Three manuscripts on this subject have been uploaded to arXiv:

(1) Convolutional unitary or orthogonal recurrent neural networks .arXiv:2302.07396

(2) On the dynamics of convolutional recurrent neural networks near their critical point arXiv:2405.13854

(3) Input-driven circuit reconfiguration in critical recurrent neural networks arXiv:2405.15036 . I have placed the Supplementary Movies in this page.

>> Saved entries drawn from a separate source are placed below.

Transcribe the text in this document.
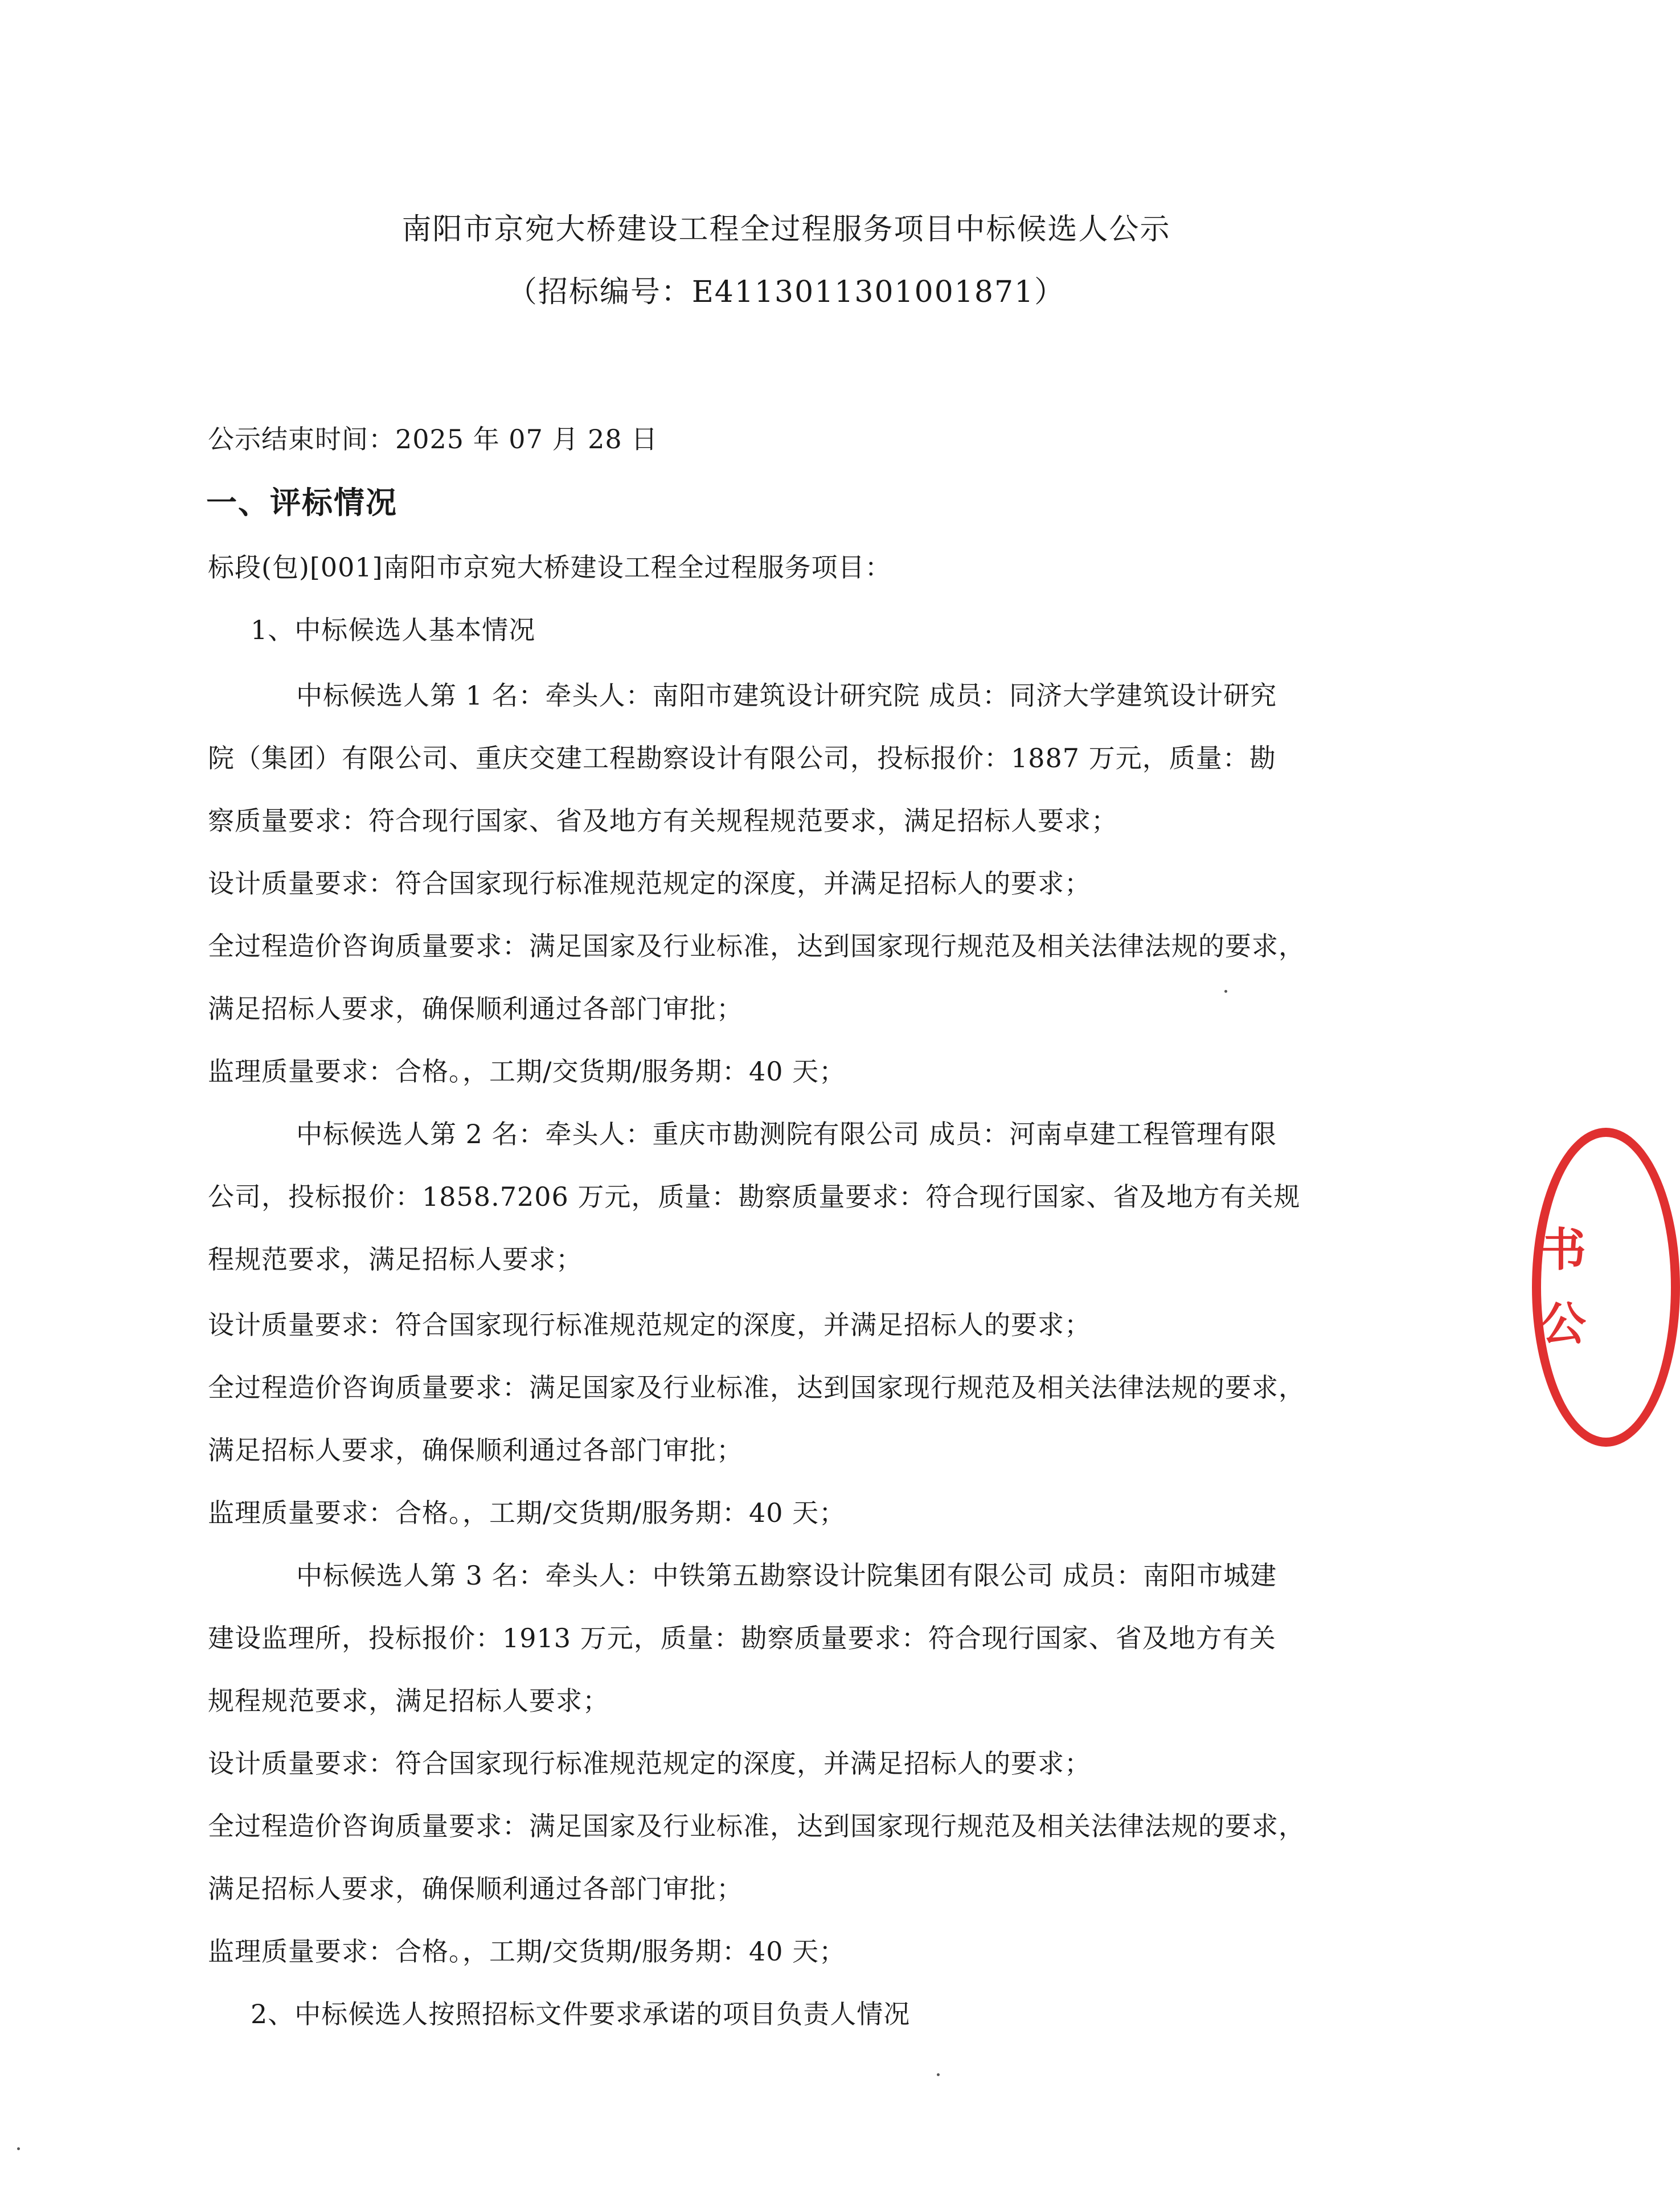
南阳市京宛大桥建设工程全过程服务项目中标候选人公示
（招标编号：E4113011301001871）
公示结束时间：2025 年 07 月 28 日
一、评标情况
标段(包)[001]南阳市京宛大桥建设工程全过程服务项目：
1、中标候选人基本情况
中标候选人第 1 名：牵头人：南阳市建筑设计研究院 成员：同济大学建筑设计研究
院（集团）有限公司、重庆交建工程勘察设计有限公司，投标报价：1887 万元，质量：勘
察质量要求：符合现行国家、省及地方有关规程规范要求，满足招标人要求；
设计质量要求：符合国家现行标准规范规定的深度，并满足招标人的要求；
全过程造价咨询质量要求：满足国家及行业标准，达到国家现行规范及相关法律法规的要求，
满足招标人要求，确保顺利通过各部门审批；
监理质量要求：合格。，工期/交货期/服务期：40 天；
中标候选人第 2 名：牵头人：重庆市勘测院有限公司 成员：河南卓建工程管理有限
公司，投标报价：1858.7206 万元，质量：勘察质量要求：符合现行国家、省及地方有关规
程规范要求，满足招标人要求；
设计质量要求：符合国家现行标准规范规定的深度，并满足招标人的要求；
全过程造价咨询质量要求：满足国家及行业标准，达到国家现行规范及相关法律法规的要求，
满足招标人要求，确保顺利通过各部门审批；
监理质量要求：合格。，工期/交货期/服务期：40 天；
中标候选人第 3 名：牵头人：中铁第五勘察设计院集团有限公司 成员：南阳市城建
建设监理所，投标报价：1913 万元，质量：勘察质量要求：符合现行国家、省及地方有关
规程规范要求，满足招标人要求；
设计质量要求：符合国家现行标准规范规定的深度，并满足招标人的要求；
全过程造价咨询质量要求：满足国家及行业标准，达到国家现行规范及相关法律法规的要求，
满足招标人要求，确保顺利通过各部门审批；
监理质量要求：合格。，工期/交货期/服务期：40 天；
2、中标候选人按照招标文件要求承诺的项目负责人情况
书
公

I will use a single-layer recurrent convolutional neural network withunitary (critical) coupling kernel. The family of such networks was derived as a Poincaré map from critical ODEs, and their basic dynamical analysis is outlined in (1) and (2). The state is given by a complex-valued neural layer $Z$ , henceforth a lattice of complex numbers in either 1 or 2 dimensions with periodic boundary conditions. Its evolution in time is denoted as $Z_{n}$ where $n$ is (integer) time, through the recursion

$Z_{n+1}=\phi\left(U\otimes Z_{n}+I_{n}\right)$

where $\otimes$ is the convolution operation natural to $Z$ ; $U$ is a (unitary) convolution kernel; $I_{n}$ is a sequence of external inputs of the same shape as $Z$ ; and $\phi$ is a smooth, scalar activation function operating element-wise on $Z.$

A natural choice of $\phi$ for this construction is $\phi(z)=z/\sqrt{1+|z|^{2}}$ , a complex-valued phase-preserving sigmoid (2). We choose $U$ to be a \emph{unitary} kernel, i.e. its associated linear operator’s eigenvalues $\lambda$ lie on the unit circle: $|\lambda|=1$ . We generate unitary convolution kernels by convolutional exponentiation of an anti-Hermitic kernel

$U=e_{\otimes}^{A}\equiv\mathscr{F}^{-1}\left{ \exp\left(\mathscr{F}\left{ A\right} \right)\right}$

where the exponential is element-wise, $\mathscr{F}$ and $\mathscr{F}^{-1}$ the direct and inverse Fourier transforms in the dimension $D$ appropriate to $Z$ and $K$ , and $A^{\dagger}=-A$ , i.e. antiHermitic.